SEOUL — North Korean leader Kim Jong-un has arrived in the far eastern region of Russia for his first ever meeting with Vladimir Putin, which Kim says is the initial step toward closer ties with Moscow.
Wearing a black fedora hat and matching dark overcoat, the smiling Kim was greeted by Russian officials and a military band Wednesday in the port city of Vladivostok.
The North Korean leader made the short trip to Vladivostok via his signature armored green and yellow train.
During an earlier stop in the border city of Khasan, Kim said this “will not be the last” trip to Russia, adding it is the first step toward improved Russia-North Korea relations, according to a readout issued by local Russian authorities.
At the Thursday summit, Kim is expected to push Putin for economic aid — specifically relief from international sanctions that remain in place after nuclear talks with the United States broke down.
Kim no longer a pariah?
It is the latest high-profile summit for Kim, who until last year hadn’t left North Korea since taking power in 2011.
Over the past year Kim has met twice with U.S. President Donald Trump, three times with South Korean President Moon Jae-in, four times with Chinese President Xi Jinping, and once with Vietnamese President Nguyen Phu Trong.
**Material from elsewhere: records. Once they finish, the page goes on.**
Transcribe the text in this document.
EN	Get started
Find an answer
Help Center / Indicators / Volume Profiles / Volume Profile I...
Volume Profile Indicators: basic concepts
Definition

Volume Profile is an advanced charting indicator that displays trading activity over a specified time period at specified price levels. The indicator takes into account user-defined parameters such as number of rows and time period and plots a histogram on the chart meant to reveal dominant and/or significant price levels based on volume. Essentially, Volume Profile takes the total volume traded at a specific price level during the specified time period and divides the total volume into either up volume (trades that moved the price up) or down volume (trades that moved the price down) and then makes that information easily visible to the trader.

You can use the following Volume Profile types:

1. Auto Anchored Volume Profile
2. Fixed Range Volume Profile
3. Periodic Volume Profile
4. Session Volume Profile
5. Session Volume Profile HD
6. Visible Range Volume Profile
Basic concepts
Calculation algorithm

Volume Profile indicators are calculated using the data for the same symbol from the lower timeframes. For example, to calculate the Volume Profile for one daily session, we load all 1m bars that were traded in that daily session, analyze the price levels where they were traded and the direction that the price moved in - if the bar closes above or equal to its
“What this has mainly done is give Kim some international credibility. I mean, he was a pariah a year ago. And now he’s everybody’s prom date, everyone wants to be seen with him on their arm,” said Ralph Cossa of the Pacific Forum, a non-profit foreign policy research institute based in Honolulu, Hawaii.
Although the meetings have raised Kim’s global stature, they have failed to reduce the sanctions pressure hurting his economy.
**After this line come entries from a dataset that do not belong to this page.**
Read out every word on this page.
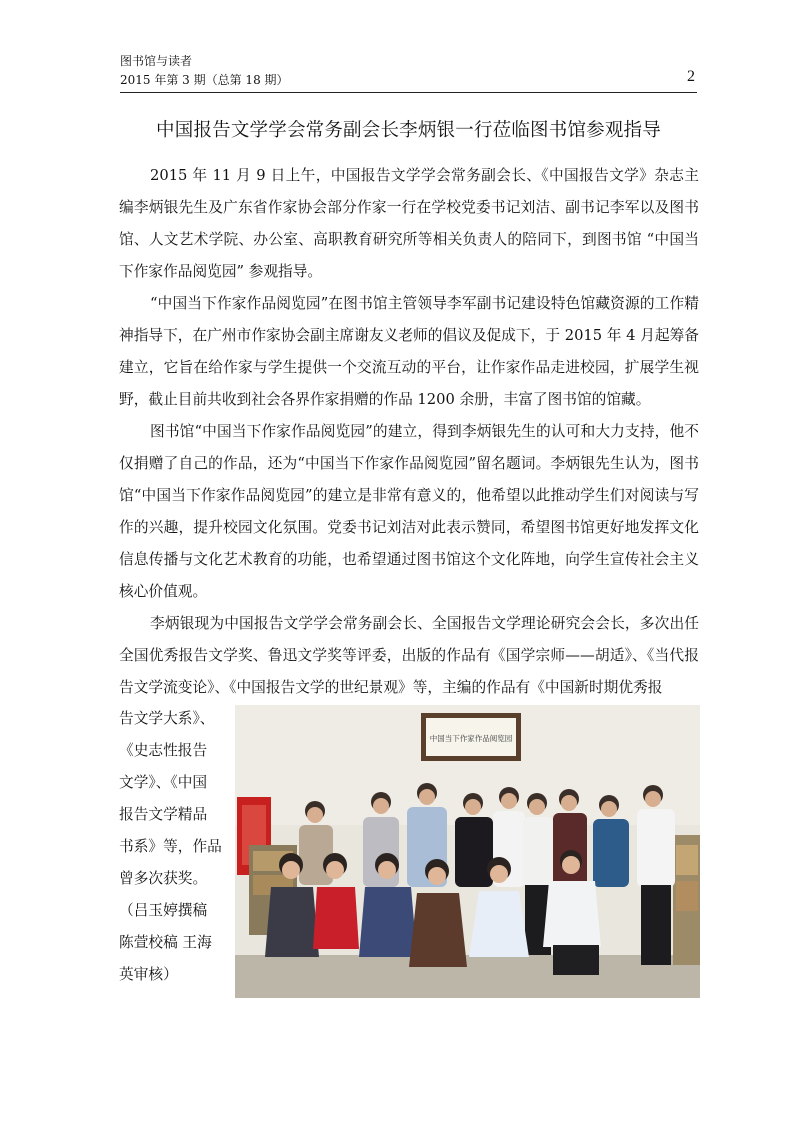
图书馆与读者
2015 年第 3 期（总第 18 期）	2
中国报告文学学会常务副会长李炳银一行莅临图书馆参观指导

2015 年 11 月 9 日上午，中国报告文学学会常务副会长、《中国报告文学》杂志主编李炳银先生及广东省作家协会部分作家一行在学校党委书记刘洁、副书记李军以及图书馆、人文艺术学院、办公室、高职教育研究所等相关负责人的陪同下，到图书馆 “中国当下作家作品阅览园” 参观指导。

“中国当下作家作品阅览园”在图书馆主管领导李军副书记建设特色馆藏资源的工作精神指导下，在广州市作家协会副主席谢友义老师的倡议及促成下，于 2015 年 4 月起筹备建立，它旨在给作家与学生提供一个交流互动的平台，让作家作品走进校园，扩展学生视野，截止目前共收到社会各界作家捐赠的作品 1200 余册，丰富了图书馆的馆藏。

图书馆“中国当下作家作品阅览园”的建立，得到李炳银先生的认可和大力支持，他不仅捐赠了自己的作品，还为“中国当下作家作品阅览园”留名题词。李炳银先生认为，图书馆“中国当下作家作品阅览园”的建立是非常有意义的，他希望以此推动学生们对阅读与写作的兴趣，提升校园文化氛围。党委书记刘洁对此表示赞同，希望图书馆更好地发挥文化信息传播与文化艺术教育的功能，也希望通过图书馆这个文化阵地，向学生宣传社会主义核心价值观。

李炳银现为中国报告文学学会常务副会长、全国报告文学理论研究会会长，多次出任全国优秀报告文学奖、鲁迅文学奖等评委，出版的作品有《国学宗师——胡适》、《当代报告文学流变论》、《中国报告文学的世纪景观》等，主编的作品有《中国新时期优秀报

告文学大系》、
《史志性报告
文学》、《中国
报告文学精品
书系》等，作品
曾多次获奖。
（吕玉婷撰稿
陈萱校稿 王海
英审核）
中国当下作家作品阅览园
After a February Trump-Kim summit in Hanoi ended in no deal, the United States has insisted it will not relax sanctions until North Korea commits to abolishing its nuclear weapons program.
Putin: not much of a help?
With Putin’s own economy hurting, it isn’t clear that North Korea is a priority. And without buy-in from the United States, it is not clear how much he could do anyway.
Russia-North Korea trade fell dramatically last year, by more than 56 percent to $34 million, according to Kremlin aide Yury Ushakov, who was quoted in Russian state media.
“This is primarily due to the fact that Russia is forced to follow international sanctions that were imposed on the DPRK,” said Ushakov, using the acronym for North Korea’s official name.
By contrast, North Korea was earning about $100 million a year in hard currency from the Kaesong Industrial complex before it closed, points out Troy Stangarone of the Washington DC-based Korea Economic Institute.
Kaesong, located just north of the inter-Korean border, used South Korean capital and North Korean labor to produce goods, before being closed after a North Korean nuclear test in 2016.
South Korea has expressed an interest in reopening the complex, but appears unable to do so unless the United States relaxes sanctions.
Russia, a permanent member of the United Nations Security Council, signed onto tougher sanctions amid North Korea’s nuclear and missile tests in 2016 and 2017. However, Moscow later called for sanctions against Pyongyang to be eased.
Putin as spoiler?
Under Putin, Russia has attempted to disrupt U.S. interests around the world, in countries including Syria, Ukraine, and Venezuela.
During a visit to Seoul Wednesday, U.S. Senator Chris Coons said it would be a “great disappointment for Mr. Putin to again insert himself in a way that’s unhelpful.”
“But it wouldn’t be the first time,” added Coons, who along with Senator Maggie Hassan met South Korea’s defense and foreign ministers.
But Putin is not likely to play the role of spoiler in the North Korea-U.S. talks, in part because he doesn’t have much leverage over Pyongyang, said Andrei Lankov, a professor at Seoul’s Kookmin University.
“And in this case, Russia’s interests are not that different from that of the United States. Both sides want to preserve the status quo and want denuclearization,” Lankov said.
The Soviet Union was once one of North Korea’s main financial backers. But after the Soviet Union broke up, Moscow prioritized relations with the South, before later adopting a policy of “equidistance” between the two Koreas.